Why do CSPs let criminals fiddle while they and their customers are burned?


Network operators lose billions of euros a year to SIM-card fraud but ignore offers to stem the bleeding. Why? Let’s call it artificial intransigence, writes Nick Booth.

Andy Gent has seen some craziness as a 50-year veteran of the telecoms industry. Twenty years ago, he discovered how extensive SIM fraud was and created a service company, Revector, to track the activity and stem the losses for any mobile operator that was interested.

The first client was in Afghanistan, but the job soon took his digital detectives to criminal hotbeds all over the world.

Recently Europol estimated that $34 billion (€28.52 billion) annually is lost by CSPs to SIM fraud: Gent has discovered a major reason that operators don’t tackle this problem is rigid compartmentalisation – an inflexible management culture and organisational structure prevents departments from being able to collaborate easily and has created artificial intransigence.

Changing nature

SIM fraud has evolved since Revector started tracking it. Back then SIM cards were massed into racks to create a sort of metal-box Trojan Horse that allowed the criminals to commandeer the infrastructure they’d penetrated and bypass an operator’s interconnection point, denying the operator its full international fare. Now they use technology to change their calling line identity to that of a bank, say, to trick customers into handing over information and money.

Consumers have become more aware of digital crime and ask more questions, including why aren’t big businesses stamping this out? It’s not that mobile operators don’t care or are fraud friendly, it’s just that their systems and data evolved into siloes that trapped staff too.

When Gent showed he could offer massive savings, he faced blockages between the departments that controlled the information he required to deliver them.

Gent found that although Sales and Revenue Protection are affected by fraud, they often can’t be persuaded to talk, much less to pool their budgets to devise a plan of action, even though it could cost them €500,000 a year in lost revenue.

Calling line ID scams

In a roaming analysis of one large European operator group, Revector found that in one month there was evidence that 12,000 SIM cards being used to defraud the company by buying capacity from the CSP then allowing others to hop onto it for nefarious purposes.

In another instance in Peru, Revector found that 90% of international calls and revenues were bypassing operators’ designated international routes onto cheaper, nastier ones.

Certainly, these fraudsters are often dangerous criminals: one Revector investigation took it to Honduras, the murder capital of the world where it’s easy to get your head blown off as a casual act of violence, never mind trying to confront crooks who might be raising money to support trade in drugs and terrorism.

The point is, no-one is asking CSPs to tackle these dangerous people. Just imagine how angry customers would be if they knew telcos could prevent calling line ID spoofing but artificial intransigence was the block? And it seems everyone knows someone who’s been tricked into giving their banking details to a fraudster posing as their bank.

Subsidising fraud

Many consumers also realise that fraudsters are making cheap international calls off their backs because they understand that SIM fraud is another word for smuggling, and that when companies lose money, their customers ultimately make up the shortfall.
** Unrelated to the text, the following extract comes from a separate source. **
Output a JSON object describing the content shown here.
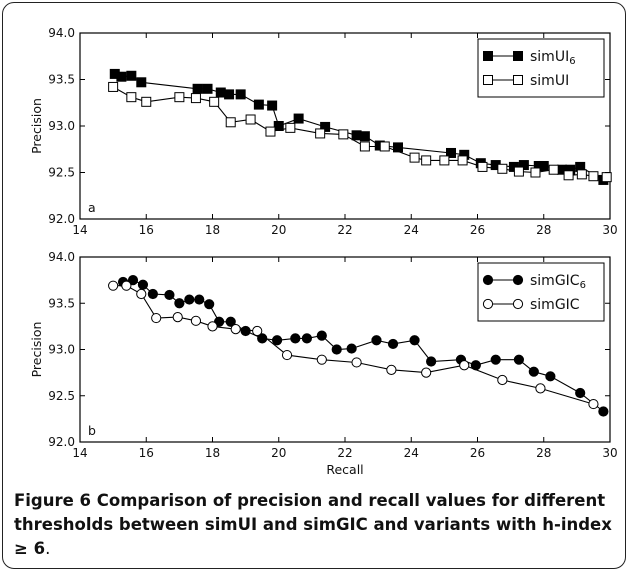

The big questions is why aren’t their service providers as rigorous with the fraudsters as they are with loyal customers? As anyone who has ever missed a payment can confirm, they can come down on you like a ton of writs.

Indeed, sometimes consumers are punished for carriers’ billing mistakes and it can take months to clear their name with the credit listings agencies.

Most of us sympathise with CSPs, appreciating that mobile operators have invested years of blood, sweat and management tiers to give us a better connection to the world and we don’t begrudge them rightful returns. Yet without a proper return on investment companies die, and haemorrhaging revenue is a dangerous condition.

If they could be persuaded to be more vigilant about SIM fraud, benefits could trickle down to honest customers – such as £500 million invested in better network coverage or lower prices. That could well inspire the customer loyalty that all CSPs strive for.